Im zweiten Abschnitt: Wie die Antarktis zu ihrem Namen kam und warum der Dollar Dollar heißt.

Im Land der Halsbinden

Einen neuen Regierungschef gibt es in Australien,doch leider ist die Herkunft des Ländernamens nicht sehr phantasievoll. Als terra australis, lateinisch für Südland, notierten es frühe Kartographen auf ihren Karten. Auch als der Kontinent schon lange britische Kolonie war, lief er meist unter dem Begriff des südöstlichen Landeszipfels New South Wales, den der Entdecker Kapitän Cook in einem Anfall von Phantasielosigkeit ersonnen hatte. Erst 1817 regte Gouverneur Lachlan Macquarie an, dem Kronbesitz den Namen Australien zu verleihen. Es dauerte weitere sieben Jahre, bevor die Admiralität in London grünes Licht gab und diesen Namen genehmigte.
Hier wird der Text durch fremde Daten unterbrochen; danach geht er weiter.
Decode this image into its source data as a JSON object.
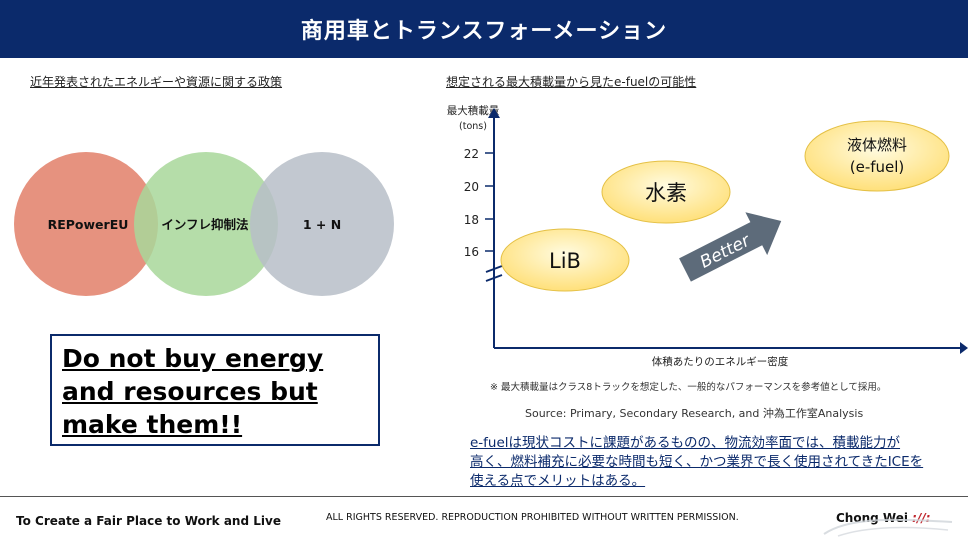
{
  "header": {
    "title": "商用車とトランスフォーメーション"
  },
  "left": {
    "section_label": "近年発表されたエネルギーや資源に関する政策",
    "venn": [
      {
        "label": "REPowerEU",
        "color": "#e6927f"
      },
      {
        "label": "インフレ抑制法",
        "color": "#a8d79a"
      },
      {
        "label": "1 + N",
        "color": "#b7bec8"
      }
    ],
    "claim_lines": [
      "Do not buy energy",
      "and resources but",
      "make them!!"
    ]
  },
  "right": {
    "section_label": "想定される最大積載量から見たe-fuelの可能性",
    "chart": {
      "ylabel": "最大積載量",
      "yunit": "(tons)",
      "xlabel": "体積あたりのエネルギー密度",
      "yticks": [
        "16",
        "18",
        "20",
        "22"
      ],
      "bubbles": [
        {
          "label": "LiB"
        },
        {
          "label": "水素"
        },
        {
          "label": "液体燃料",
          "sublabel": "(e-fuel)"
        }
      ],
      "arrow_label": "Better"
    },
    "note": "※ 最大積載量はクラス8トラックを想定した、一般的なパフォーマンスを参考値として採用。",
    "source": "Source: Primary, Secondary Research, and 沖為工作室Analysis",
    "summary_lines": [
      "e-fuelは現状コストに課題があるものの、物流効率面では、積載能力が",
      "高く、燃料補充に必要な時間も短く、かつ業界で長く使用されてきたICEを",
      "使える点でメリットはある。"
    ]
  },
  "footer": {
    "tagline": "To Create a Fair Place to Work and Live",
    "rights": "ALL RIGHTS RESERVED. REPRODUCTION PROHIBITED WITHOUT WRITTEN PERMISSION.",
    "brand": "Chong Wei",
    "brand_mark": "://:"
  },
  "colors": {
    "navy": "#0b2a6b",
    "bubble_fill": "#ffe88a",
    "arrow": "#5d6b7a"
  }
}
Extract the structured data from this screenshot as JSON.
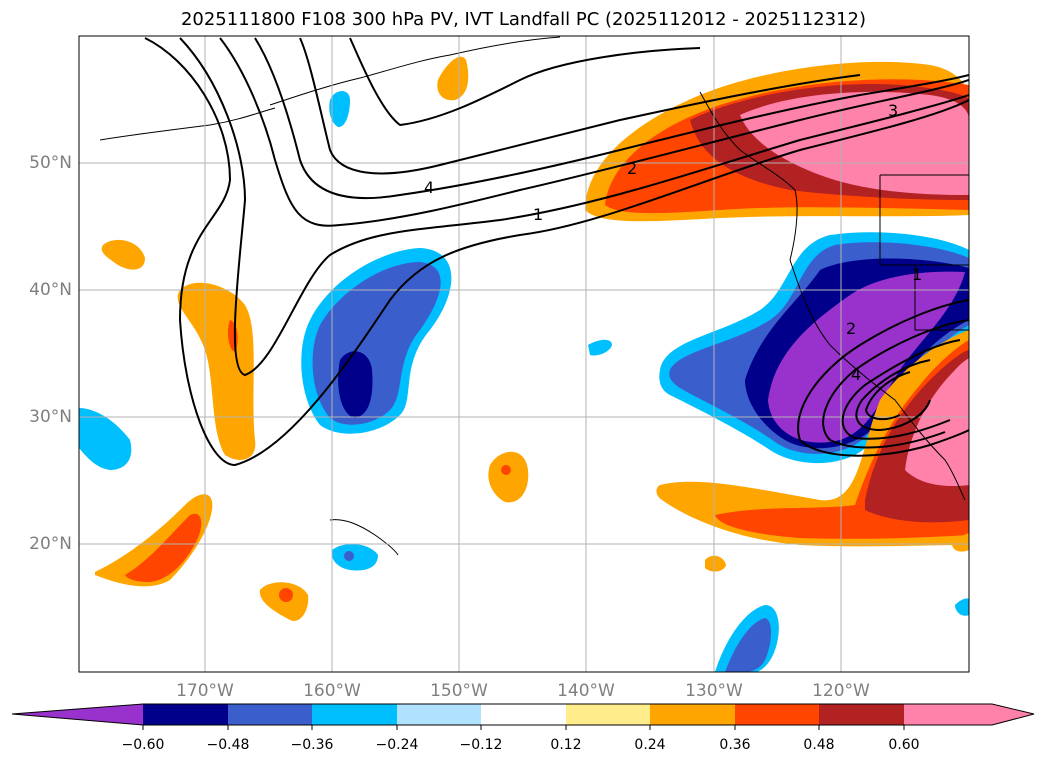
{
  "title": "2025111800 F108 300 hPa PV, IVT Landfall PC (2025112012 - 2025112312)",
  "lat_labels": [
    "50°N",
    "40°N",
    "30°N",
    "20°N"
  ],
  "lon_labels": [
    "170°W",
    "160°W",
    "150°W",
    "140°W",
    "130°W",
    "120°W"
  ],
  "contour_labels": [
    "4",
    "2",
    "1",
    "3",
    "1",
    "2",
    "4"
  ],
  "colorbar": {
    "ticks": [
      "−0.60",
      "−0.48",
      "−0.36",
      "−0.24",
      "−0.12",
      "0.12",
      "0.24",
      "0.36",
      "0.48",
      "0.60"
    ],
    "colors": [
      "#9932cc",
      "#00008b",
      "#3a5fcd",
      "#00bfff",
      "#b0e2ff",
      "#ffffff",
      "#ffec8b",
      "#ffa500",
      "#ff4500",
      "#b22222",
      "#ff82ab"
    ]
  },
  "colors": {
    "purple": "#9932cc",
    "navy": "#00008b",
    "royalblue": "#3a5fcd",
    "deepskyblue": "#00bfff",
    "lightblue": "#b0e2ff",
    "orange": "#ffa500",
    "orangered": "#ff4500",
    "firebrick": "#b22222",
    "pink": "#ff82ab"
  }
}
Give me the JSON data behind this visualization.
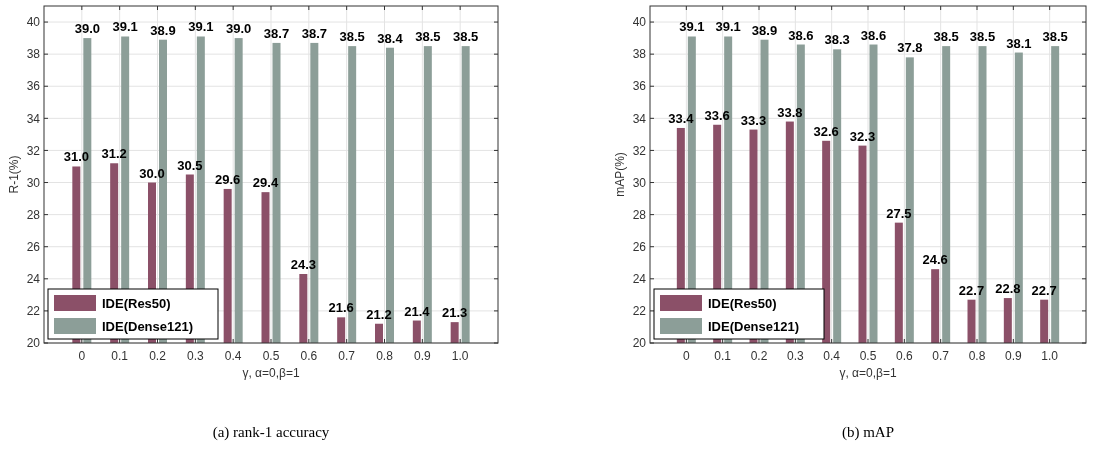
{
  "chart_data": [
    {
      "type": "bar",
      "xlabel": "γ, α=0,β=1",
      "ylabel": "R-1(%)",
      "categories": [
        "0",
        "0.1",
        "0.2",
        "0.3",
        "0.4",
        "0.5",
        "0.6",
        "0.7",
        "0.8",
        "0.9",
        "1.0"
      ],
      "series": [
        {
          "name": "IDE(Res50)",
          "color": "#8b5068",
          "values": [
            31.0,
            31.2,
            30.0,
            30.5,
            29.6,
            29.4,
            24.3,
            21.6,
            21.2,
            21.4,
            21.3
          ],
          "value_labels": [
            "31.0",
            "31.2",
            "30.0",
            "30.5",
            "29.6",
            "29.4",
            "24.3",
            "21.6",
            "21.2",
            "21.4",
            "21.3"
          ]
        },
        {
          "name": "IDE(Dense121)",
          "color": "#8c9e98",
          "values": [
            39.0,
            39.1,
            38.9,
            39.1,
            39.0,
            38.7,
            38.7,
            38.5,
            38.4,
            38.5,
            38.5
          ],
          "value_labels": [
            "39.0",
            "39.1",
            "38.9",
            "39.1",
            "39.0",
            "38.7",
            "38.7",
            "38.5",
            "38.4",
            "38.5",
            "38.5"
          ]
        }
      ],
      "ylim": [
        20,
        41
      ],
      "yticks": [
        20,
        22,
        24,
        26,
        28,
        30,
        32,
        34,
        36,
        38,
        40
      ],
      "grid": true,
      "legend": "bottom left",
      "annotations": [
        "(a) rank-1 accuracy"
      ]
    },
    {
      "type": "bar",
      "xlabel": "γ, α=0,β=1",
      "ylabel": "mAP(%)",
      "categories": [
        "0",
        "0.1",
        "0.2",
        "0.3",
        "0.4",
        "0.5",
        "0.6",
        "0.7",
        "0.8",
        "0.9",
        "1.0"
      ],
      "series": [
        {
          "name": "IDE(Res50)",
          "color": "#8b5068",
          "values": [
            33.4,
            33.6,
            33.3,
            33.8,
            32.6,
            32.3,
            27.5,
            24.6,
            22.7,
            22.8,
            22.7
          ],
          "value_labels": [
            "33.4",
            "33.6",
            "33.3",
            "33.8",
            "32.6",
            "32.3",
            "27.5",
            "24.6",
            "22.7",
            "22.8",
            "22.7"
          ]
        },
        {
          "name": "IDE(Dense121)",
          "color": "#8c9e98",
          "values": [
            39.1,
            39.1,
            38.9,
            38.6,
            38.3,
            38.6,
            37.8,
            38.5,
            38.5,
            38.1,
            38.5
          ],
          "value_labels": [
            "39.1",
            "39.1",
            "38.9",
            "38.6",
            "38.3",
            "38.6",
            "37.8",
            "38.5",
            "38.5",
            "38.1",
            "38.5"
          ]
        }
      ],
      "ylim": [
        20,
        41
      ],
      "yticks": [
        20,
        22,
        24,
        26,
        28,
        30,
        32,
        34,
        36,
        38,
        40
      ],
      "grid": true,
      "legend": "bottom left",
      "annotations": [
        "(b) mAP"
      ]
    }
  ]
}
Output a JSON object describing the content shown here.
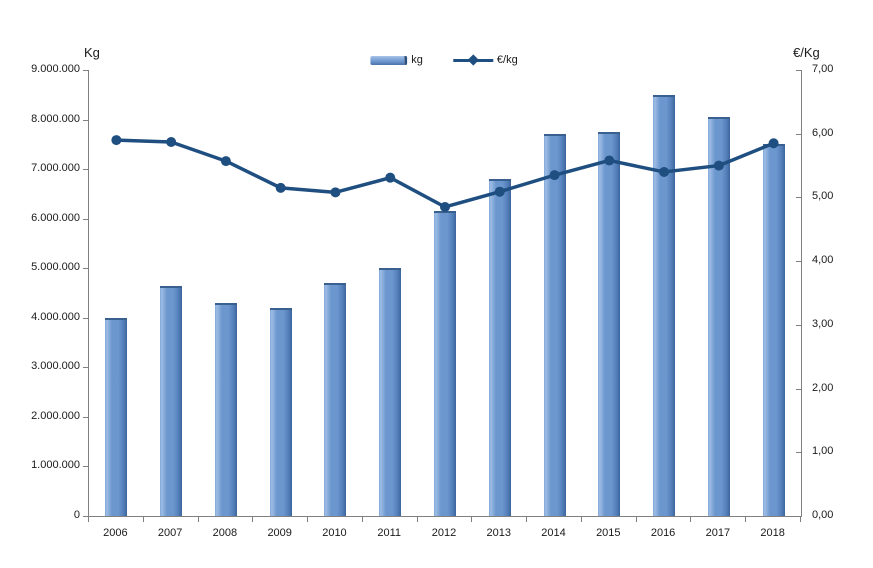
{
  "chart": {
    "left_axis_title": "Kg",
    "right_axis_title": "€/Kg"
  },
  "chart_data": {
    "type": "bar+line",
    "title": "",
    "categories": [
      "2006",
      "2007",
      "2008",
      "2009",
      "2010",
      "2011",
      "2012",
      "2013",
      "2014",
      "2015",
      "2016",
      "2017",
      "2018"
    ],
    "series": [
      {
        "name": "kg",
        "type": "bar",
        "axis": "left",
        "values": [
          4000000,
          4650000,
          4300000,
          4200000,
          4700000,
          5000000,
          6150000,
          6800000,
          7700000,
          7750000,
          8500000,
          8050000,
          7500000
        ]
      },
      {
        "name": "€/kg",
        "type": "line",
        "axis": "right",
        "values": [
          5.9,
          5.87,
          5.57,
          5.15,
          5.08,
          5.31,
          4.85,
          5.09,
          5.35,
          5.58,
          5.4,
          5.5,
          5.85
        ]
      }
    ],
    "left_axis": {
      "title": "Kg",
      "min": 0,
      "max": 9000000,
      "tick_step": 1000000,
      "tick_labels": [
        "0",
        "1.000.000",
        "2.000.000",
        "3.000.000",
        "4.000.000",
        "5.000.000",
        "6.000.000",
        "7.000.000",
        "8.000.000",
        "9.000.000"
      ]
    },
    "right_axis": {
      "title": "€/Kg",
      "min": 0,
      "max": 7,
      "tick_step": 1,
      "tick_labels": [
        "0,00",
        "1,00",
        "2,00",
        "3,00",
        "4,00",
        "5,00",
        "6,00",
        "7,00"
      ]
    },
    "grid": false,
    "legend_position": "top-center",
    "colors": {
      "bar_fill": "#6C96CE",
      "bar_fill_light": "#9DBCE4",
      "bar_fill_dark": "#3E659D",
      "bar_top_border": "#3A608F",
      "line": "#1F4E80",
      "axis": "#808080",
      "text": "#1A1A1A"
    }
  }
}
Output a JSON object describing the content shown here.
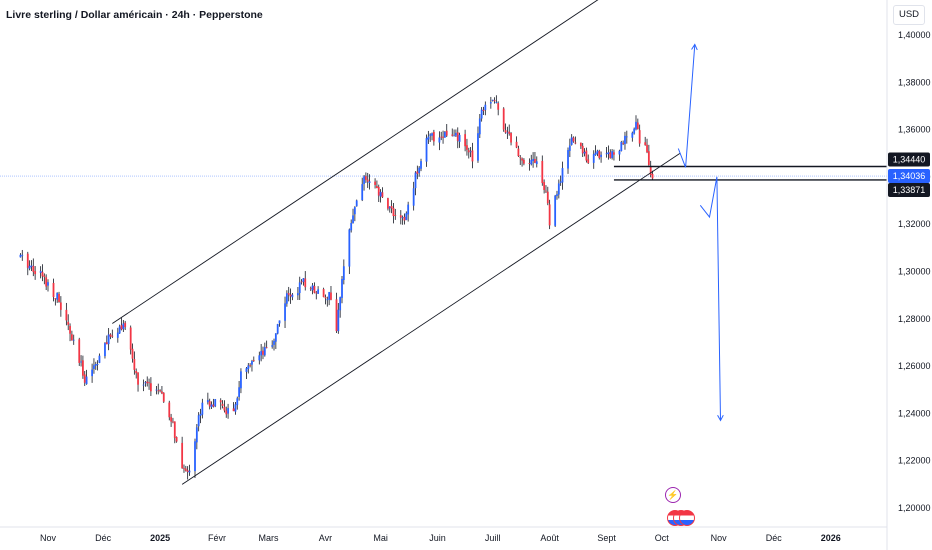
{
  "header": {
    "title": "Livre sterling / Dollar américain · 24h · Pepperstone",
    "currency": "USD"
  },
  "icons": [
    "lightning-icon",
    "us-flag-icon"
  ],
  "colors": {
    "bull": "#131722",
    "bear": "#f23645",
    "bull_body": "#2962ff",
    "projection": "#2962ff",
    "channel": "#131722",
    "current_price_line": "#2962ff"
  },
  "chart_data": {
    "type": "candlestick",
    "title": "Livre sterling / Dollar américain · 24h · Pepperstone",
    "xlabel": "",
    "ylabel": "",
    "y_unit": "USD",
    "ylim": [
      1.195,
      1.41
    ],
    "x_ticks": [
      "Nov",
      "Déc",
      "2025",
      "Févr",
      "Mars",
      "Avr",
      "Mai",
      "Juin",
      "Juill",
      "Août",
      "Sept",
      "Oct",
      "Nov",
      "Déc",
      "2026"
    ],
    "y_ticks": [
      "1,40000",
      "1,38000",
      "1,36000",
      "1,34000",
      "1,32000",
      "1,30000",
      "1,28000",
      "1,26000",
      "1,24000",
      "1,22000",
      "1,20000"
    ],
    "price_labels": [
      {
        "text": "1,34440",
        "value": 1.3444,
        "style": "dark"
      },
      {
        "text": "1,34036",
        "value": 1.34036,
        "style": "blue"
      },
      {
        "text": "1,33871",
        "value": 1.33871,
        "style": "dark"
      }
    ],
    "close_path": [
      [
        "2024-10-17",
        1.306
      ],
      [
        "2024-10-28",
        1.299
      ],
      [
        "2024-11-06",
        1.289
      ],
      [
        "2024-11-12",
        1.276
      ],
      [
        "2024-11-21",
        1.255
      ],
      [
        "2024-11-26",
        1.26
      ],
      [
        "2024-12-06",
        1.274
      ],
      [
        "2024-12-12",
        1.278
      ],
      [
        "2024-12-20",
        1.253
      ],
      [
        "2024-12-31",
        1.25
      ],
      [
        "2025-01-08",
        1.235
      ],
      [
        "2025-01-13",
        1.215
      ],
      [
        "2025-01-17",
        1.217
      ],
      [
        "2025-01-24",
        1.246
      ],
      [
        "2025-02-03",
        1.243
      ],
      [
        "2025-02-10",
        1.239
      ],
      [
        "2025-02-14",
        1.256
      ],
      [
        "2025-02-21",
        1.261
      ],
      [
        "2025-03-03",
        1.269
      ],
      [
        "2025-03-10",
        1.288
      ],
      [
        "2025-03-20",
        1.295
      ],
      [
        "2025-03-28",
        1.292
      ],
      [
        "2025-04-04",
        1.289
      ],
      [
        "2025-04-07",
        1.276
      ],
      [
        "2025-04-14",
        1.32
      ],
      [
        "2025-04-22",
        1.34
      ],
      [
        "2025-04-30",
        1.333
      ],
      [
        "2025-05-09",
        1.324
      ],
      [
        "2025-05-14",
        1.321
      ],
      [
        "2025-05-20",
        1.34
      ],
      [
        "2025-05-26",
        1.356
      ],
      [
        "2025-06-05",
        1.358
      ],
      [
        "2025-06-13",
        1.356
      ],
      [
        "2025-06-20",
        1.348
      ],
      [
        "2025-06-25",
        1.369
      ],
      [
        "2025-07-01",
        1.374
      ],
      [
        "2025-07-07",
        1.362
      ],
      [
        "2025-07-16",
        1.348
      ],
      [
        "2025-07-25",
        1.347
      ],
      [
        "2025-07-31",
        1.329
      ],
      [
        "2025-08-01",
        1.321
      ],
      [
        "2025-08-07",
        1.339
      ],
      [
        "2025-08-13",
        1.356
      ],
      [
        "2025-08-22",
        1.348
      ],
      [
        "2025-08-29",
        1.35
      ],
      [
        "2025-09-05",
        1.35
      ],
      [
        "2025-09-12",
        1.356
      ],
      [
        "2025-09-17",
        1.364
      ],
      [
        "2025-09-19",
        1.355
      ],
      [
        "2025-09-23",
        1.352
      ],
      [
        "2025-09-25",
        1.339
      ],
      [
        "2025-09-26",
        1.33871
      ]
    ],
    "channel_lines": [
      {
        "from": [
          "2024-12-06",
          1.278
        ],
        "to": [
          "2025-10-07",
          1.436
        ]
      },
      {
        "from": [
          "2025-01-13",
          1.21
        ],
        "to": [
          "2025-10-11",
          1.35
        ]
      }
    ],
    "horizontal_levels": [
      1.3444,
      1.3387
    ],
    "current_price": 1.34036,
    "projection_up": [
      [
        "2025-10-10",
        1.352
      ],
      [
        "2025-10-14",
        1.344
      ],
      [
        "2025-10-19",
        1.396
      ]
    ],
    "projection_down": [
      [
        "2025-10-22",
        1.328
      ],
      [
        "2025-10-27",
        1.323
      ],
      [
        "2025-10-31",
        1.34
      ],
      [
        "2025-11-02",
        1.237
      ]
    ],
    "grid": false,
    "legend": "none"
  }
}
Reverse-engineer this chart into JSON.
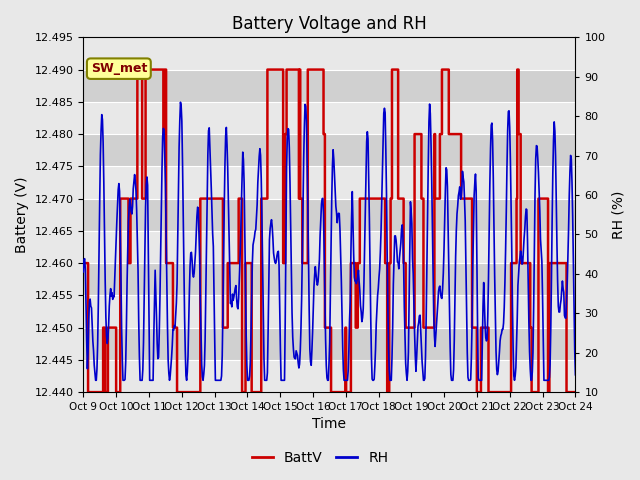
{
  "title": "Battery Voltage and RH",
  "xlabel": "Time",
  "ylabel_left": "Battery (V)",
  "ylabel_right": "RH (%)",
  "annotation": "SW_met",
  "x_tick_labels": [
    "Oct 9",
    "Oct 10",
    "Oct 11",
    "Oct 12",
    "Oct 13",
    "Oct 14",
    "Oct 15",
    "Oct 16",
    "Oct 17",
    "Oct 18",
    "Oct 19",
    "Oct 20",
    "Oct 21",
    "Oct 22",
    "Oct 23",
    "Oct 24"
  ],
  "ylim_left": [
    12.44,
    12.495
  ],
  "ylim_right": [
    10,
    100
  ],
  "yticks_left": [
    12.44,
    12.445,
    12.45,
    12.455,
    12.46,
    12.465,
    12.47,
    12.475,
    12.48,
    12.485,
    12.49,
    12.495
  ],
  "yticks_right": [
    10,
    20,
    30,
    40,
    50,
    60,
    70,
    80,
    90,
    100
  ],
  "batt_color": "#cc0000",
  "rh_color": "#0000cc",
  "fig_bg_color": "#e8e8e8",
  "plot_bg_color": "#d3d3d3",
  "band_color_light": "#e8e8e8",
  "band_color_dark": "#d0d0d0",
  "annotation_bg": "#ffff99",
  "annotation_border": "#808000",
  "legend_batt_label": "BattV",
  "legend_rh_label": "RH"
}
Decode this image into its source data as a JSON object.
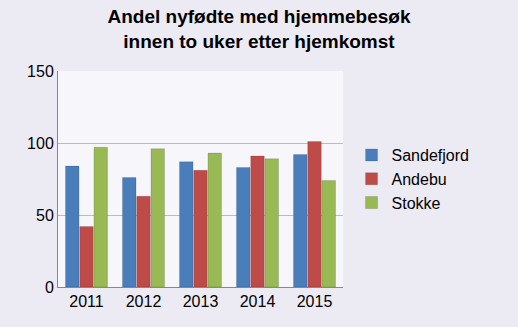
{
  "chart_data": {
    "type": "bar",
    "title": "Andel nyfødte med hjemmebesøk\ninnen to uker etter hjemkomst",
    "categories": [
      "2011",
      "2012",
      "2013",
      "2014",
      "2015"
    ],
    "series": [
      {
        "name": "Sandefjord",
        "color": "#4a7ebb",
        "values": [
          84,
          76,
          87,
          83,
          92
        ]
      },
      {
        "name": "Andebu",
        "color": "#be4b48",
        "values": [
          42,
          63,
          81,
          91,
          101
        ]
      },
      {
        "name": "Stokke",
        "color": "#98b954",
        "values": [
          97,
          96,
          93,
          89,
          74
        ]
      }
    ],
    "ylim": [
      0,
      150
    ],
    "yticks": [
      0,
      50,
      100,
      150
    ],
    "grid": true,
    "legend": "right"
  }
}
Die Antarktis, wo ein Kreuzfahrtschiff kenterte und sank, ist genau genommen nur ein anderer Begriff für Australien - wenn man es sprachlich nimmt. Das Wort kommt aus dem Griechischen: Antarktis sagt aus, dass dieser Ort der Arktis gegenüber liegt. Mit anderen Worten: Man könnte auch gleich Süden sagen. Die Arktis wiederum verdankt ihren Namen dem griechischen arktos = Bär. Die Hellenen hatten dabei freilich nicht Knuts Artgenossen im Sinn, sondern das Sternbild des Bären, das am nördlichen Firmament zu sehen ist. Im Polarkreis, englisch Arctic Circle, geht dieses Sternbild nie unter.

Das kann man - mit einer Entschuldigung für den brutalen Übergang - vom Dollar nicht sagen, der immer neue Tiefen auslotet. Dass der Dollar der verballhornte Enkel des deutschen Talers ist, dürfte sich mittlerweile herumgesprochen haben. Der Taler freilich kommt vom Tal, genau genommen von Joachimsthal, einem Bergwerksstädtchen auf der böhmischen Seite des Erzgebirges. Dort wurde 1516 eine reiche Silberader entdeckt, worauf die Besitzer - die Grafen Schlick - Münzen prägen ließen. Sie hießen bald - nach ihrem Herkunftsort - Joachimstaler.

Im selben Maße, in dem die Münze in Umlauf gelangte, veränderten sich Name und Aussprache und wurden im Englischen zum Dollar - übrigens lange, bevor es eine amerikanische Regierung gab. Shakespeare verwendete das Wort (im ersten Akt von "Macbeth" ist von unerhörten 10.000 Dollar die Rede), und im spanischen Amerika waren Acht-Reales-Stück im Umlauf, die Spanischer Dollar genannt wurden. Auf diesen Münzen waren übrigens die Säulen des Herkules abgebildet, um die sich ein Spruchband wand. Wen dieses Bild an etwas erinnert, der muss sich nur das Dollar-Zeichen ansehen: $. Die junge amerikanische Republik übernahm nicht nur den Namen ihrer Währung von den Spaniern, sondern auch gleich das Symbol.